简单总结来说就是头文件中一个全局的声明在不同编译单元有不同定义的时候需要进行resolve一个单一实现,声明的symbol其实是属于多个文件的,因此是common的。
template <typename E>
void ObjectFile<E>::convert_common_symbols(Context<E> &ctx) {
if (!has_common_symbol)
return;
has_common_symbol初始化的地方是在input-files.cc中的void ObjectFile::initialize_symbols
// initialize_symbols
this->symbols[i] = insert_symbol(ctx, esym, key, name);
if (esym.is_common())
has_common_symbol = true;
}
}
实际的处理是针对所有global的common符号
for (i64 i = this->first_global; i < this->elf_syms.size(); i++) {
if (!this->elf_syms[i].is_common())
continue;
Symbol<E> &sym = *this->symbols[i];
std::scoped_lock lock(sym.mu);
if (sym.file != this) {
if (ctx.arg.warn_common)
Warn(ctx) << *this << ": multiple common symbols: " << sym;
continue;
}
...
提示warning
// in for
elf_sections2.push_back({});
ElfShdr<E> &shdr = elf_sections2.back();
memset(&shdr, 0, sizeof(shdr));
std::string_view name;
if (sym.get_type() == STT_TLS) {
name = ".tls_common";
shdr.sh_flags = SHF_ALLOC | SHF_WRITE | SHF_TLS;
} else {
name = ".common";
shdr.sh_flags = SHF_ALLOC | SHF_WRITE;
}
shdr.sh_type = SHT_NOBITS;
shdr.sh_size = this->elf_syms[i].st_size;
shdr.sh_addralign = this->elf_syms[i].st_value;
关于SHF_TLS
SHF_TLS: This section holds Thread-Local Storage, meaning that each separate execution flow has its own distinct instance of this data. Implementations need not support this flag.

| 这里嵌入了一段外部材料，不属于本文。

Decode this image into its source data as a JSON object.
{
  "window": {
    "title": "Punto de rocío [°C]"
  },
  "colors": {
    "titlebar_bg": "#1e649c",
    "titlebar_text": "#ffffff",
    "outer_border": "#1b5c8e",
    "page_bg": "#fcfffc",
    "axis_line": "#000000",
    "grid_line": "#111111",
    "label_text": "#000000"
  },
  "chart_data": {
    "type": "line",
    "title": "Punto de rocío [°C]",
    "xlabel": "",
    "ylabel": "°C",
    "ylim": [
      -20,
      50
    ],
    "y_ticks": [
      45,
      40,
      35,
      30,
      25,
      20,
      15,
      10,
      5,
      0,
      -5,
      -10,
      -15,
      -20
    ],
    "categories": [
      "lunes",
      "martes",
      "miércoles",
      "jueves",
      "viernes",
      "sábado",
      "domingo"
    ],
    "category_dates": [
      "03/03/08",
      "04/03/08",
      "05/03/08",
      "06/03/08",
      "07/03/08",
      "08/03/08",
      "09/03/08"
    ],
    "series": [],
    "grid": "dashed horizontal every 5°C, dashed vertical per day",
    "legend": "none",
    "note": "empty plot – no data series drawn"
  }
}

https://refspecs.linuxbase.org/elf/gabi4+/ch4.sheader.html
对每个global common符号创建了一个ElfShdr后开始设置其基本信息
i64 idx = this->elf_sections.size() + elf_sections2.size() - 1;
std::unique_ptr<InputSection<E>> isec =
std::make_unique<InputSection<E>>(ctx, *this, name, idx);
sym.file = this;
sym.set_input_section(isec.get());
sym.value = 0;
sym.sym_idx = i;
sym.ver_idx = ctx.default_version;
sym.is_weak = false;
sym.is_imported = false;
sym.is_exported = false;
sections.push_back(std::move(isec));
// for end
创建了一个指向elf_sections的InputSecion,之后添加到sections中。
// Apply version scripts.
apply_version_script(ctx);
template <typename E>
void apply_version_script(Context<E> &ctx) {
Timer t(ctx, "apply_version_script");
// If all patterns are simple (i.e. not containing any meta-
// characters and is not a C++ name), we can simply look up
// symbols.
auto is_simple = [&] {
for (VersionPattern &v : ctx.version_patterns)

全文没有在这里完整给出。